Louis' Herz schmerzte mit dem gebrochenen Jungen in seinen Armen, der in seinem Leben schon so viel Leid ertragen musste und vor so viele verschlossene Türen gerannt war. Louis wusste glücklicherweise nicht, wie es war, wenn einen die Menschen in seinem nächsten Umfeld nicht akzeptierten, weswegen er den Schmerz nur ansatzweise nachempfinden konnte, doch er konnte sich anhand Harrys Reaktion ein ungefähres Bild machen.
Es war herzzerreißend mit anzusehen und unfair, da diese Leute andere Leben manipulierten und das Ausmaß an Schaden, den sie anrichteten, überhaupt nicht kannten. Und vor allem nie wieder gut machen konnten. Niemand würde Harry eine glückliche, unbeschwerte Kindheit zurückgeben können.

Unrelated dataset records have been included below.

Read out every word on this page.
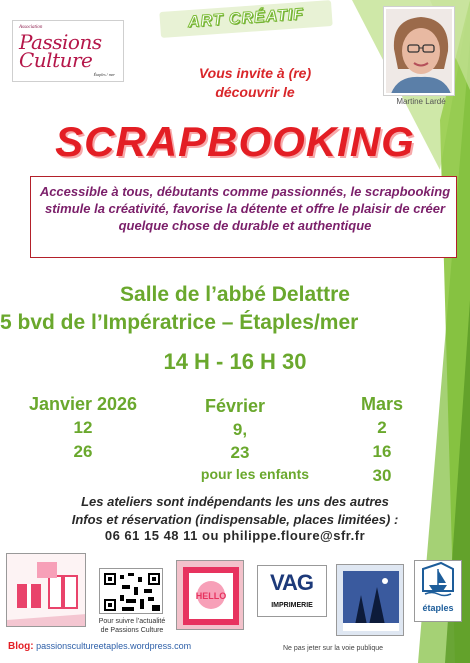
Association
Passions Culture
Étaples / mer
ART CRÉATIF
Vous invite à (re)
découvrir le
Martine Lardé
SCRAPBOOKING
Accessible à tous, débutants comme passionnés, le scrapbooking stimule la créativité, favorise la détente et offre le plaisir de créer quelque chose de durable et authentique
Salle de l’abbé Delattre
5 bvd de l’Impératrice – Étaples/mer
14 H - 16 H 30
Janvier 2026
12
26
Février
9,
23
Mars
2
16
30
pour les enfants
Les ateliers sont indépendants les uns des autres
Infos et réservation (indispensable, places limitées) :
06 61 15 48 11 ou philippe.floure@sfr.fr
Pour suivre l’actualité
de Passions Culture
HELLO
VAG
IMPRIMERIE	étaples
Blog: passionscultureetaples.wordpress.com	Ne pas jeter sur la voie publique
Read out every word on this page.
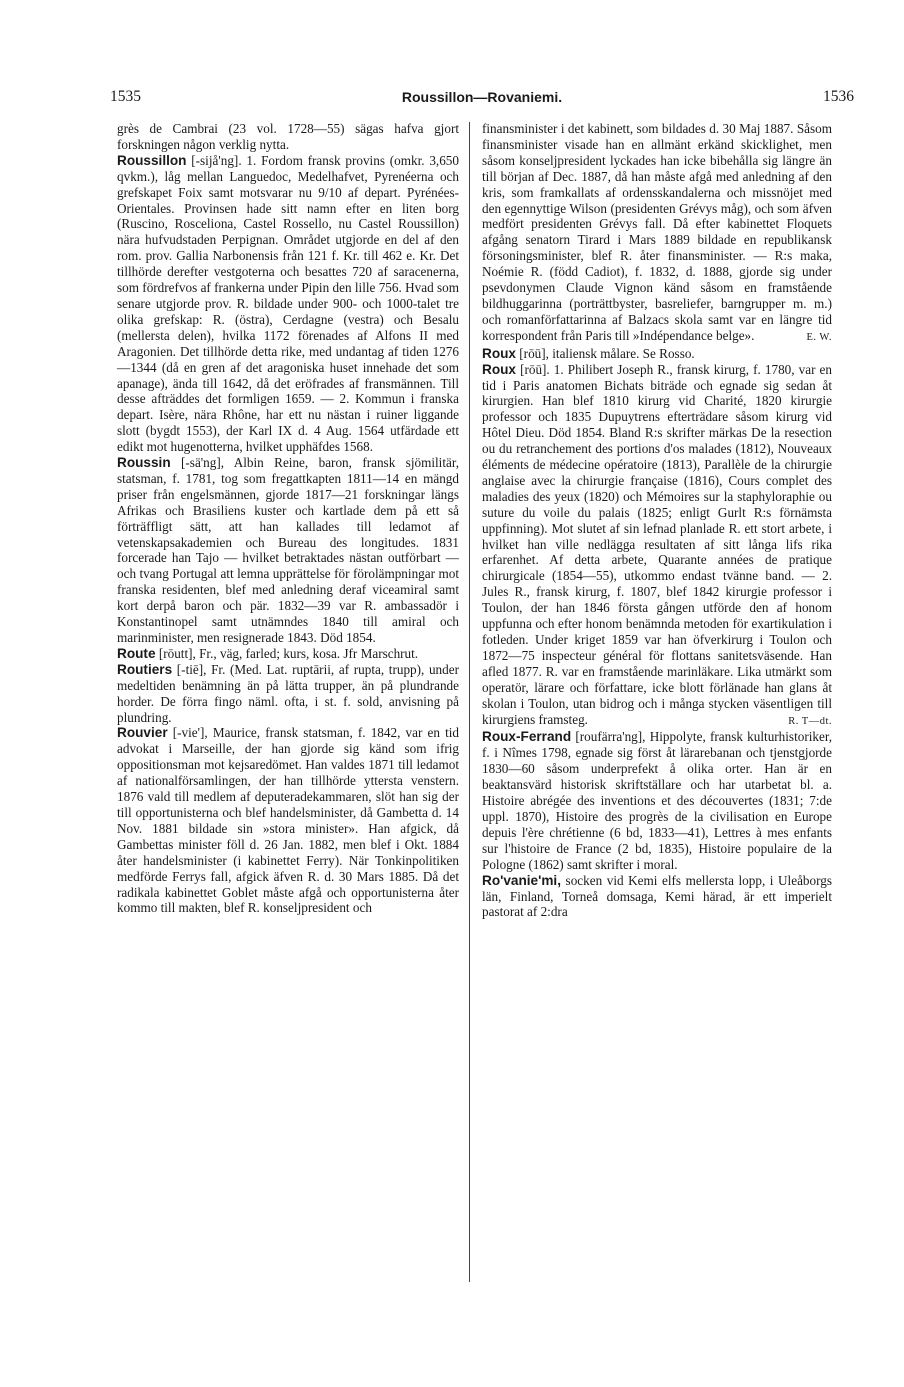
1535	Roussillon—Rovaniemi.	1536

grès de Cambrai (23 vol. 1728—55) sägas hafva gjort forskningen någon verklig nytta.

Roussillon [-sijå'ng]. 1. Fordom fransk provins (omkr. 3,650 qvkm.), låg mellan Languedoc, Medelhafvet, Pyrenéerna och grefskapet Foix samt motsvarar nu 9/10 af depart. Pyrénées-Orientales. Provinsen hade sitt namn efter en liten borg (Ruscino, Rosceliona, Castel Rossello, nu Castel Roussillon) nära hufvudstaden Perpignan. Området utgjorde en del af den rom. prov. Gallia Narbonensis från 121 f. Kr. till 462 e. Kr. Det tillhörde derefter vestgoterna och besattes 720 af saracenerna, som fördrefvos af frankerna under Pipin den lille 756. Hvad som senare utgjorde prov. R. bildade under 900- och 1000-talet tre olika grefskap: R. (östra), Cerdagne (vestra) och Besalu (mellersta delen), hvilka 1172 förenades af Alfons II med Aragonien. Det tillhörde detta rike, med undantag af tiden 1276—1344 (då en gren af det aragoniska huset innehade det som apanage), ända till 1642, då det eröfrades af fransmännen. Till desse afträddes det formligen 1659. — 2. Kommun i franska depart. Isère, nära Rhône, har ett nu nästan i ruiner liggande slott (bygdt 1553), der Karl IX d. 4 Aug. 1564 utfärdade ett edikt mot hugenotterna, hvilket upphäfdes 1568.

Roussin [-sä'ng], Albin Reine, baron, fransk sjömilitär, statsman, f. 1781, tog som fregattkapten 1811—14 en mängd priser från engelsmännen, gjorde 1817—21 forskningar längs Afrikas och Brasiliens kuster och kartlade dem på ett så förträffligt sätt, att han kallades till ledamot af vetenskapsakademien och Bureau des longitudes. 1831 forcerade han Tajo — hvilket betraktades nästan outförbart — och tvang Portugal att lemna upprättelse för förolämpningar mot franska residenten, blef med anledning deraf viceamiral samt kort derpå baron och pär. 1832—39 var R. ambassadör i Konstantinopel samt utnämndes 1840 till amiral och marinminister, men resignerade 1843. Död 1854.

Route [rōutt], Fr., väg, farled; kurs, kosa. Jfr Marschrut.

Routiers [-tiē], Fr. (Med. Lat. ruptārii, af rupta, trupp), under medeltiden benämning än på lätta trupper, än på plundrande horder. De förra fingo näml. ofta, i st. f. sold, anvisning på plundring.

Rouvier [-vie'], Maurice, fransk statsman, f. 1842, var en tid advokat i Marseille, der han gjorde sig känd som ifrig oppositionsman mot kejsaredömet. Han valdes 1871 till ledamot af nationalförsamlingen, der han tillhörde yttersta venstern. 1876 vald till medlem af deputeradekammaren, slöt han sig der till opportunisterna och blef handelsminister, då Gambetta d. 14 Nov. 1881 bildade sin »stora minister». Han afgick, då Gambettas minister föll d. 26 Jan. 1882, men blef i Okt. 1884 åter handelsminister (i kabinettet Ferry). När Tonkinpolitiken medförde Ferrys fall, afgick äfven R. d. 30 Mars 1885. Då det radikala kabinettet Goblet måste afgå och opportunisterna åter kommo till makten, blef R. konseljpresident och

finansminister i det kabinett, som bildades d. 30 Maj 1887. Såsom finansminister visade han en allmänt erkänd skicklighet, men såsom konseljpresident lyckades han icke bibehålla sig längre än till början af Dec. 1887, då han måste afgå med anledning af den kris, som framkallats af ordensskandalerna och missnöjet med den egennyttige Wilson (presidenten Grévys måg), och som äfven medfört presidenten Grévys fall. Då efter kabinettet Floquets afgång senatorn Tirard i Mars 1889 bildade en republikansk försoningsminister, blef R. åter finansminister. — R:s maka, Noémie R. (född Cadiot), f. 1832, d. 1888, gjorde sig under psevdonymen Claude Vignon känd såsom en framstående bildhuggarinna (porträttbyster, basreliefer, barngrupper m. m.) och romanförfattarinna af Balzacs skola samt var en längre tid korrespondent från Paris till »Indépendance belge».	E. W.

Roux [rōū], italiensk målare. Se Rosso.

Roux [rōū]. 1. Philibert Joseph R., fransk kirurg, f. 1780, var en tid i Paris anatomen Bichats biträde och egnade sig sedan åt kirurgien. Han blef 1810 kirurg vid Charité, 1820 kirurgie professor och 1835 Dupuytrens efterträdare såsom kirurg vid Hôtel Dieu. Död 1854. Bland R:s skrifter märkas De la resection ou du retranchement des portions d'os malades (1812), Nouveaux éléments de médecine opératoire (1813), Parallèle de la chirurgie anglaise avec la chirurgie française (1816), Cours complet des maladies des yeux (1820) och Mémoires sur la staphyloraphie ou suture du voile du palais (1825; enligt Gurlt R:s förnämsta uppfinning). Mot slutet af sin lefnad planlade R. ett stort arbete, i hvilket han ville nedlägga resultaten af sitt långa lifs rika erfarenhet. Af detta arbete, Quarante années de pratique chirurgicale (1854—55), utkommo endast tvänne band. — 2. Jules R., fransk kirurg, f. 1807, blef 1842 kirurgie professor i Toulon, der han 1846 första gången utförde den af honom uppfunna och efter honom benämnda metoden för exartikulation i fotleden. Under kriget 1859 var han öfverkirurg i Toulon och 1872—75 inspecteur général för flottans sanitetsväsende. Han afled 1877. R. var en framstående marinläkare. Lika utmärkt som operatör, lärare och författare, icke blott förlänade han glans åt skolan i Toulon, utan bidrog och i många stycken väsentligen till kirurgiens framsteg.	R. T—dt.

Roux-Ferrand [roufärra'ng], Hippolyte, fransk kulturhistoriker, f. i Nîmes 1798, egnade sig först åt lärarebanan och tjenstgjorde 1830—60 såsom underprefekt å olika orter. Han är en beaktansvärd historisk skriftställare och har utarbetat bl. a. Histoire abrégée des inventions et des découvertes (1831; 7:de uppl. 1870), Histoire des progrès de la civilisation en Europe depuis l'ère chrétienne (6 bd, 1833—41), Lettres à mes enfants sur l'histoire de France (2 bd, 1835), Histoire populaire de la Pologne (1862) samt skrifter i moral.

Ro'vanie'mi, socken vid Kemi elfs mellersta lopp, i Uleåborgs län, Finland, Torneå domsaga, Kemi härad, är ett imperielt pastorat af 2:dra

Auf dem Weg zurück in den Trubel Hollywoods übernahm Louis freiwillig das Steuer, auch wenn er etliche Tode starb und befürchtete das Auto zu fluten, mit all dem Angstschweiß, den er produzierte. Harry hatte, erschöpft von seinem Gefühlsausbruch, den Kopf mit geschlossenen Augen gegen die Fensterscheibe gelehnt und bekam von all den stummen Flüchen und Verzweiflungen glücklicherweise nichts mit. Ansonsten hätte er ihn bestimmt davon überzeugen wollen, dass es ok war, wenn er fuhr.
Louis hatte gar keine Zeit, sich auf die teuren Villen und vermeintlichen Anwesen der A-Prominenz Los Angeles' zu konzentrieren. Auch, dass auf der anderen Straßenseite der Gehweg für einen Filmdreh abgesperrt zu sein schien, bekam er nur am Rande mit, als er kurz an einer Ampel hielt und das ganze Equipment und die Kameraleute sah. Aufgeregt wollte er Harry wecken und ihn darauf aufmerksam machen, doch als er zu ihm sah und der Lockenkopf noch immer friedlich schlummerte, entschied er sich dagegen.

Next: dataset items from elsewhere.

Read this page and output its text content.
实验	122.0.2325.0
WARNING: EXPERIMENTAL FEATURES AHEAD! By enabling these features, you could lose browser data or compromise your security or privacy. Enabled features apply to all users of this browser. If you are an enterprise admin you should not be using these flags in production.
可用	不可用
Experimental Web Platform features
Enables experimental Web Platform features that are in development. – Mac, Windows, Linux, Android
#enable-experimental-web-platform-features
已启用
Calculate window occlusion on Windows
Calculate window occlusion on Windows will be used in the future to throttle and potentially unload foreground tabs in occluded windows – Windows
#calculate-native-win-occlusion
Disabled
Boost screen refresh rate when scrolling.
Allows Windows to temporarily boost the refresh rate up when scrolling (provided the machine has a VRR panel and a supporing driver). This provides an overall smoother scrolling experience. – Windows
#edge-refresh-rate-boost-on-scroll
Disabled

Erst als er den Jeep auf einem wahrscheinlich viel zu überteuerten Parkplatz geparkt und den Motor erleichtert ausgestellt hatte, strich er ihm sanft über die Wange. "Hey Schlafmütze, wir sind da. Wir leben noch, das Auto ist kein Schrotthaufen und ich habe nur ein T-Shirt durchgeschwitzt", verkündete er stolz und entlockte Harry ein müdes Grinsen.
"Wahnsinn. Ich hätte nicht gedacht, dass es so viele Sterne sind", staunte Louis, als sie den Walk of Fame entlangliefen, der sich über mehrere Häuserblocks entlang des Hollywood Boulevard erstreckte. "Ich muss unbedingt ein Foto mit dem Stern von Audrey Hepburn machen, meine Nan ist ein Riesenfan und Breakfast at Tiffany's lief mindestens einmal jede Ferien, die wir zu Besuch waren."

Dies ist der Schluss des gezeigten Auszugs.